Regresso às aulas

Em épocas próprias, o pastor Mário Nogueira desce à cidade, à cabeça de um obediente rebanho, para reclamar mais dinheiro e menos trabalho

Implacável, o calendário dita o fim das férias e o início de um novo ano escolar. Outros calendários dizem-nos que vamos ter nas ruas as tropas do Dr. Mário Nogueira com as habituais palavras de ordem em nome da ‘defesa dos direitos dos professores’. Sobre os direitos dos alunos, nem uma palavra…

Quando a reputação da classe ainda não tinha descido aos infernos, era possível distinguir quatro categorias de professores. No topo, estavam os que tinham abraçado o ensino por vocação: modelares nas salas de aula, continuavam a ser mestres nos sítios onde os encontrávamos, das livrarias aos cinemas, dos cafés aos estádios de futebol; eram a maioria e, felizmente, a espécie não está extinta. Logo a seguir, vinham os professores-funcionários: cumpriam nas salas mas ‘desligavam’ no momento em que transpunham a porta da escola. Na terceira categoria, avultavam os que notoriamente se esforçavam, mas ainda não tinham adquirido as competências dos mestres – embora se adivinhasse que, com trabalho, lá chegariam. Só a quarta categoria, residual, era criticada: albergava os mercenários que não sabiam nem queriam saber – só lhes interessava o que recebiam no fim do mês.

Quando chegaram os tempos do nivelamento democrático, prevaleceu o sagrado princípio ‘a trabalho igual, salário igual’ e o edifício ruiu: os ‘missionários’ foram hostilizados, os ‘funcionários’ marginalizados, e os que queriam aprender deixaram de ter incentivo para o fazer.

Como era de esperar, a ‘posta restante’ foi o lugar de refúgio para os descontentes, os desmotivados, os habilidosos, os revoltados e os preguiçosos incuráveis. Sabiam que o cumprimento dos mínimos – a mera presença, com notório fastio – era a garantia de vida calma e tranquila. Para quê o empenho, se as famílias não exigiam mais e o Ministério andava esquecido das escolas?  

O cenário agravou-se com o desvario das experiências pedagógicas – por norma, importadas tardiamente – que foi a via escolhida por alguns gabinetes ministeriais para se darem ares de abertura às novas correntes.

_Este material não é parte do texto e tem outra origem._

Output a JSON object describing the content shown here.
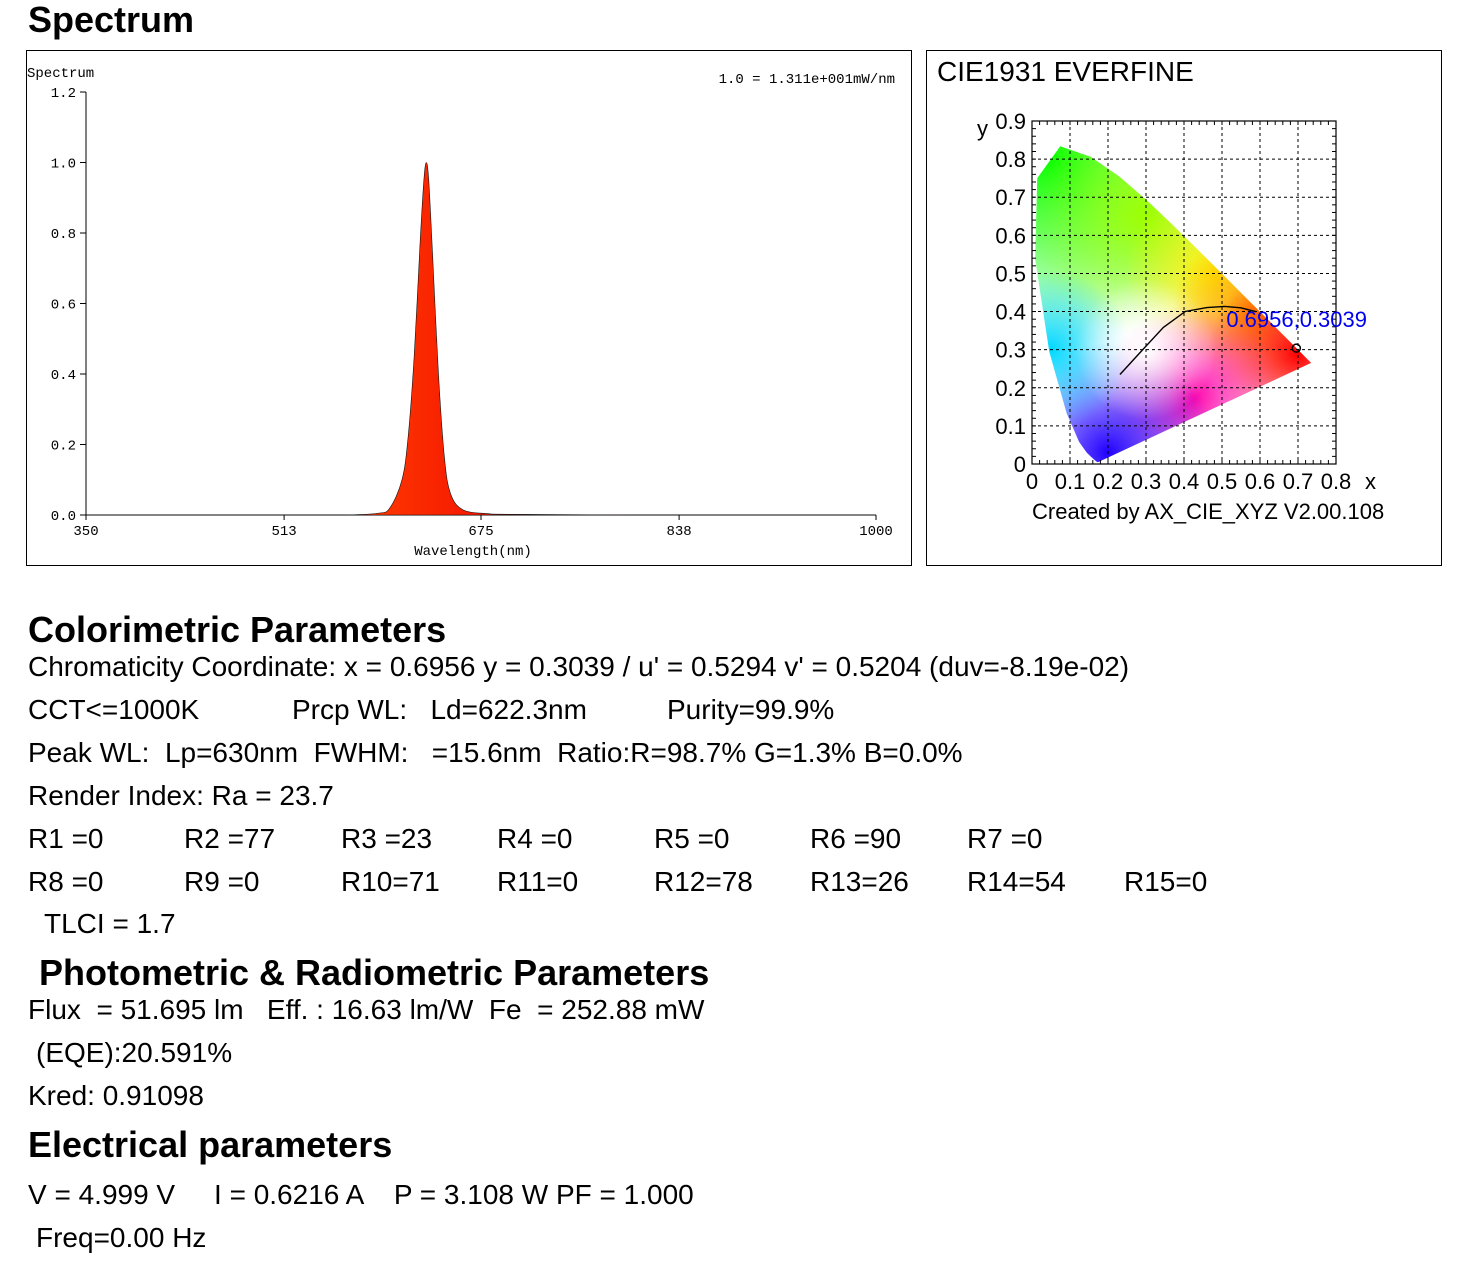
{
  "headings": {
    "spectrum": "Spectrum",
    "colorimetric": "Colorimetric Parameters",
    "photometric": "Photometric & Radiometric Parameters",
    "electrical": "Electrical parameters"
  },
  "chart_data": [
    {
      "type": "area",
      "title": "Spectrum",
      "scale_note": "1.0 = 1.311e+001mW/nm",
      "xlabel": "Wavelength(nm)",
      "ylabel": "",
      "xlim": [
        350,
        1000
      ],
      "ylim": [
        0.0,
        1.2
      ],
      "x_ticks": [
        "350",
        "513",
        "675",
        "838",
        "1000"
      ],
      "y_ticks": [
        "0.0",
        "0.2",
        "0.4",
        "0.6",
        "0.8",
        "1.0",
        "1.2"
      ],
      "x": [
        350,
        400,
        500,
        560,
        590,
        600,
        610,
        615,
        620,
        625,
        628,
        630,
        632,
        635,
        640,
        645,
        650,
        660,
        680,
        700,
        800,
        900,
        1000
      ],
      "y": [
        0.0,
        0.0,
        0.0,
        0.0,
        0.005,
        0.02,
        0.1,
        0.22,
        0.45,
        0.78,
        0.95,
        1.0,
        0.95,
        0.75,
        0.4,
        0.16,
        0.06,
        0.015,
        0.004,
        0.002,
        0.0,
        0.0,
        0.0
      ],
      "grid": false
    },
    {
      "type": "scatter",
      "title": "CIE1931  EVERFINE",
      "footer": "Created by AX_CIE_XYZ V2.00.108",
      "xlabel": "x",
      "ylabel": "y",
      "xlim": [
        0,
        0.8
      ],
      "ylim": [
        0,
        0.9
      ],
      "x_ticks": [
        "0",
        "0.1",
        "0.2",
        "0.3",
        "0.4",
        "0.5",
        "0.6",
        "0.7",
        "0.8"
      ],
      "y_ticks": [
        "0",
        "0.1",
        "0.2",
        "0.3",
        "0.4",
        "0.5",
        "0.6",
        "0.7",
        "0.8",
        "0.9"
      ],
      "point": {
        "x": 0.6956,
        "y": 0.3039,
        "label": "0.6956,0.3039"
      },
      "locus": {
        "x": [
          0.1741,
          0.1738,
          0.1733,
          0.1721,
          0.1689,
          0.1644,
          0.1566,
          0.144,
          0.1241,
          0.0913,
          0.0454,
          0.0082,
          0.0139,
          0.0743,
          0.1547,
          0.2296,
          0.3016,
          0.3731,
          0.4441,
          0.5125,
          0.5752,
          0.627,
          0.6658,
          0.6915,
          0.7079,
          0.7347
        ],
        "y": [
          0.005,
          0.0049,
          0.0048,
          0.0048,
          0.0069,
          0.0109,
          0.0177,
          0.0297,
          0.0578,
          0.1327,
          0.295,
          0.5384,
          0.7502,
          0.8338,
          0.8059,
          0.7543,
          0.6923,
          0.6245,
          0.5547,
          0.4866,
          0.4242,
          0.3725,
          0.334,
          0.3083,
          0.292,
          0.2653
        ]
      },
      "planckian": {
        "x": [
          0.2315,
          0.2806,
          0.3457,
          0.4033,
          0.4599,
          0.5079,
          0.5497,
          0.5892
        ],
        "y": [
          0.2349,
          0.2883,
          0.3585,
          0.4002,
          0.4106,
          0.4135,
          0.4098,
          0.3996
        ]
      },
      "grid": true
    }
  ],
  "colorimetric": {
    "chromaticity": "Chromaticity Coordinate: x = 0.6956 y = 0.3039 / u' = 0.5294 v' = 0.5204 (duv=-8.19e-02)",
    "cct": "CCT<=1000K",
    "prcp": "Prcp WL:   Ld=622.3nm",
    "purity": "Purity=99.9%",
    "peak": "Peak WL:  Lp=630nm  FWHM:   =15.6nm  Ratio:R=98.7% G=1.3% B=0.0%",
    "render": "Render Index: Ra = 23.7",
    "r_row1": [
      "R1 =0",
      "R2 =77",
      "R3 =23",
      "R4 =0",
      "R5 =0",
      "R6 =90",
      "R7 =0"
    ],
    "r_row2": [
      "R8 =0",
      "R9 =0",
      "R10=71",
      "R11=0",
      "R12=78",
      "R13=26",
      "R14=54",
      "R15=0"
    ],
    "tlci": "TLCI = 1.7"
  },
  "photometric": {
    "flux": "Flux  = 51.695 lm   Eff. : 16.63 lm/W  Fe  = 252.88 mW",
    "eqe": "(EQE):20.591%",
    "kred": "Kred: 0.91098"
  },
  "electrical": {
    "vip": "V = 4.999 V     I = 0.6216 A    P = 3.108 W PF = 1.000",
    "freq": "Freq=0.00 Hz"
  }
}
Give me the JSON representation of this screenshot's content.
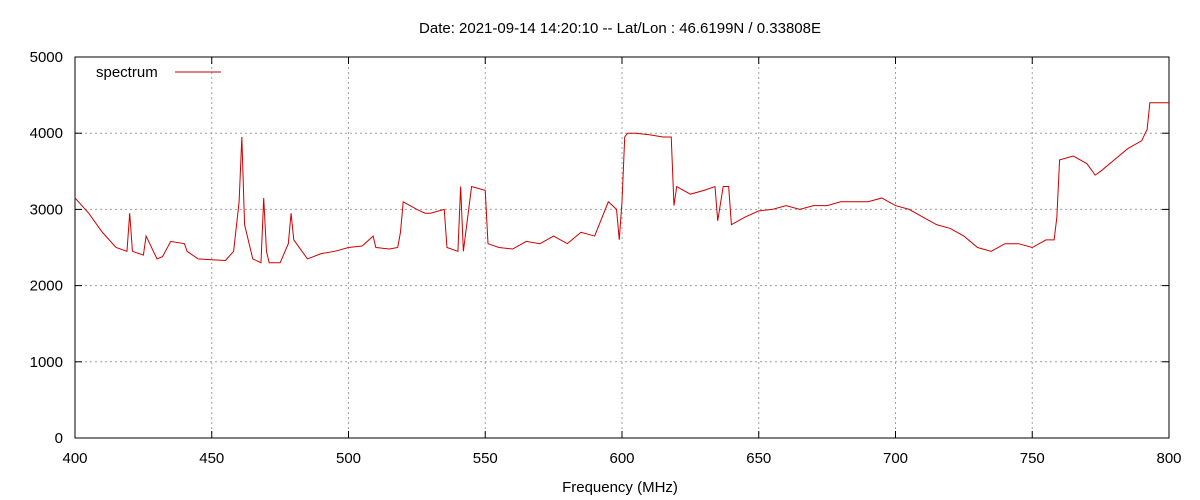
{
  "chart_data": {
    "type": "line",
    "title": "Date: 2021-09-14 14:20:10  --  Lat/Lon : 46.6199N / 0.33808E",
    "xlabel": "Frequency (MHz)",
    "ylabel": "",
    "xlim": [
      400,
      800
    ],
    "ylim": [
      0,
      5000
    ],
    "xticks": [
      400,
      450,
      500,
      550,
      600,
      650,
      700,
      750,
      800
    ],
    "yticks": [
      0,
      1000,
      2000,
      3000,
      4000,
      5000
    ],
    "grid": true,
    "legend_position": "top-left",
    "series": [
      {
        "name": "spectrum",
        "color": "#cc0000",
        "x": [
          400,
          405,
          410,
          415,
          419,
          420,
          421,
          425,
          426,
          430,
          432,
          435,
          440,
          441,
          445,
          450,
          455,
          458,
          460,
          461,
          462,
          465,
          468,
          469,
          470,
          471,
          475,
          478,
          479,
          480,
          485,
          490,
          495,
          500,
          505,
          509,
          510,
          515,
          518,
          519,
          520,
          525,
          528,
          530,
          535,
          536,
          540,
          541,
          542,
          545,
          550,
          551,
          555,
          560,
          565,
          570,
          575,
          580,
          585,
          590,
          595,
          598,
          599,
          600,
          601,
          602,
          605,
          610,
          615,
          618,
          619,
          620,
          625,
          630,
          634,
          635,
          637,
          639,
          640,
          645,
          650,
          655,
          660,
          665,
          670,
          675,
          680,
          685,
          690,
          695,
          700,
          705,
          710,
          715,
          720,
          725,
          730,
          735,
          740,
          745,
          750,
          755,
          758,
          759,
          760,
          765,
          770,
          773,
          775,
          780,
          785,
          790,
          792,
          793,
          795,
          800
        ],
        "values": [
          3150,
          2950,
          2700,
          2500,
          2450,
          2950,
          2450,
          2400,
          2650,
          2350,
          2380,
          2580,
          2550,
          2450,
          2350,
          2340,
          2330,
          2450,
          3100,
          3950,
          2800,
          2350,
          2300,
          3150,
          2450,
          2300,
          2300,
          2550,
          2950,
          2600,
          2350,
          2420,
          2450,
          2500,
          2520,
          2650,
          2500,
          2480,
          2500,
          2700,
          3100,
          3000,
          2950,
          2950,
          3000,
          2500,
          2450,
          3300,
          2450,
          3300,
          3250,
          2550,
          2500,
          2480,
          2580,
          2550,
          2650,
          2550,
          2700,
          2650,
          3100,
          3000,
          2600,
          3100,
          3950,
          4000,
          4000,
          3980,
          3950,
          3950,
          3050,
          3300,
          3200,
          3250,
          3300,
          2850,
          3300,
          3300,
          2800,
          2900,
          2980,
          3000,
          3050,
          3000,
          3050,
          3050,
          3100,
          3100,
          3100,
          3150,
          3050,
          3000,
          2900,
          2800,
          2750,
          2650,
          2500,
          2450,
          2550,
          2550,
          2500,
          2600,
          2600,
          2900,
          3650,
          3700,
          3600,
          3450,
          3500,
          3650,
          3800,
          3900,
          4050,
          4400,
          4400,
          4400
        ]
      }
    ]
  }
}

Tempos do tudo arrasar para tudo recomeçar do zero, com duas consequências inevitáveis: a desresponsabilização e o descrédito. Programas imbecis faziam prever que a novidade de um ano seria descartada no seguinte – justificando uma ausência de vontade para os perceber e aplicar. Num plano inclinado suicida, o ensino-aprendizagem foi perdido e as inovações não deram frutos. Restou um híbrido de metodologias pedagógicas facilitistas, que empurra os professores para a lei do menor esforço e condena os alunos à infantilização.

A confusão instalou-se e ninguém sabe onde está a ponta por onde pegar para retomar uma normalidade mínima, necessária para devolver a dignidade à Escola.

Até lá, o poder continua na CGTP, que em épocas próprias manda o pastor Mário Nogueira descer à cidade, à cabeça de um obediente rebanho de gente acéfala, para reclamar mais dinheiro e menos trabalho. E assim estamos.